Context: Statin treatment lowers low-density lipoprotein (LDL) cholesterol, thereby reducing cardiovascular risk. Meta-analyses of clinical trials report a higher risk of new-onset type 2 diabetes with statins. Current clinical evidence regarding effects of statins on insulin sensitivity and beta-cell function is limited.

Objective: We examined the effects of statin treatment on longitudinal changes in early-risk phenotypes for type 2 diabetes.

Methods: The PROMISE cohort is a longitudinal study of adults at risk for type 2 diabetes. Data from baseline and 3 follow-up visits over 9 years were used to estimate insulin sensitivity (insulin sensitivity index, homeostatic model assessment for insulin sensitivity) and beta-cell function (insulinogenic index/homeostatic model assessment for insulin resistance, insulin secretion sensitivity index-2). Statin use was self-reported. Associations of statins with changes in metabolic markers were determined through generalized estimating equations.
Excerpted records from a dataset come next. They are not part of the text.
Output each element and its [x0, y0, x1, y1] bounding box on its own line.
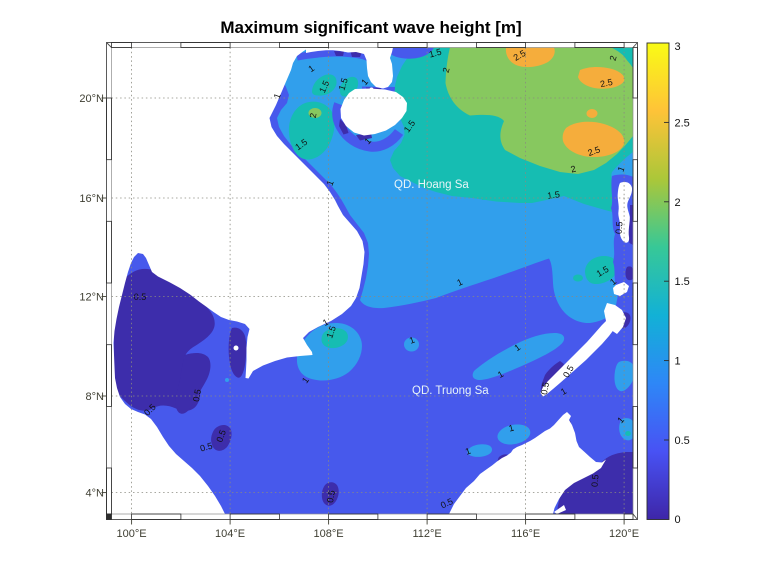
svg-text:1: 1	[675, 356, 681, 368]
svg-text:116°E: 116°E	[511, 528, 540, 540]
svg-text:2: 2	[308, 112, 319, 119]
svg-text:1.5: 1.5	[324, 324, 338, 339]
svg-text:8°N: 8°N	[86, 391, 105, 403]
svg-text:QD. Truong Sa: QD. Truong Sa	[412, 385, 489, 397]
svg-text:1: 1	[325, 179, 336, 187]
svg-text:1: 1	[559, 386, 568, 397]
svg-text:Maximum significant wave heigh: Maximum significant wave height [m]	[220, 18, 521, 37]
svg-text:12°N: 12°N	[79, 292, 104, 304]
svg-text:1: 1	[321, 317, 330, 328]
svg-text:2: 2	[441, 67, 452, 74]
svg-text:1: 1	[508, 423, 515, 434]
svg-text:0.5: 0.5	[214, 428, 228, 443]
svg-text:16°N: 16°N	[79, 193, 104, 205]
svg-text:1: 1	[496, 369, 505, 380]
svg-text:0.5: 0.5	[539, 381, 551, 395]
svg-text:1.5: 1.5	[428, 47, 443, 60]
svg-text:104°E: 104°E	[215, 528, 245, 540]
svg-text:0.5: 0.5	[675, 435, 690, 447]
svg-text:0.5: 0.5	[613, 221, 624, 234]
svg-text:1: 1	[455, 277, 464, 288]
svg-text:1: 1	[464, 446, 472, 457]
svg-text:0.5: 0.5	[589, 474, 600, 487]
svg-text:2: 2	[675, 197, 681, 209]
svg-text:1.5: 1.5	[336, 77, 349, 92]
svg-text:3: 3	[675, 41, 681, 53]
svg-text:100°E: 100°E	[117, 528, 147, 540]
svg-text:1: 1	[300, 375, 311, 385]
svg-text:1: 1	[608, 276, 618, 287]
svg-text:20°N: 20°N	[79, 93, 104, 105]
svg-text:2: 2	[570, 164, 577, 175]
svg-text:2: 2	[608, 55, 619, 62]
svg-text:0.5: 0.5	[325, 489, 337, 503]
svg-text:0.5: 0.5	[199, 441, 214, 454]
svg-text:0: 0	[675, 514, 681, 526]
svg-text:1: 1	[408, 335, 416, 346]
svg-text:4°N: 4°N	[86, 488, 105, 500]
svg-text:0.5: 0.5	[134, 292, 147, 302]
svg-text:0.5: 0.5	[439, 496, 455, 510]
svg-text:1: 1	[512, 342, 522, 353]
svg-text:1: 1	[362, 136, 373, 146]
svg-text:0.5: 0.5	[191, 388, 203, 402]
svg-text:QD. Hoang Sa: QD. Hoang Sa	[394, 179, 469, 191]
svg-text:1: 1	[272, 92, 283, 100]
svg-text:120°E: 120°E	[609, 528, 639, 540]
svg-text:2.5: 2.5	[599, 77, 613, 89]
svg-text:2.5: 2.5	[675, 117, 690, 129]
svg-text:1.5: 1.5	[317, 79, 331, 95]
svg-text:1: 1	[616, 165, 627, 173]
svg-text:1: 1	[359, 77, 370, 87]
svg-text:1.5: 1.5	[675, 276, 690, 288]
svg-text:1: 1	[306, 63, 316, 74]
svg-text:1.5: 1.5	[547, 189, 561, 201]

Results: Over 9 years, 169 of 498 participants (aged 50 years, 74% female) received a statin, predominantly rosuvastatin and atorvastatin. Compared to those with no statin treatment, statin users had lower insulin sensitivity (5.32%-6.36%) and beta-cell function (4.93%-7.59%) (P < .001), adjusting for metabolic risk factors. Rosuvastatin was associated with decreased insulin sensitivity and beta-cell function, while atorvastatin showed moderate inverse association with beta-cell function and insulin sensitivity. In female participants, statins reduced insulin sensitivity and beta-cell function, while in male participants only beta-cell function was altered.

Conclusion: Statin treatment was associated with lowered insulin sensitivity and beta-cell function with potential differential effects among statin agents and the sexes.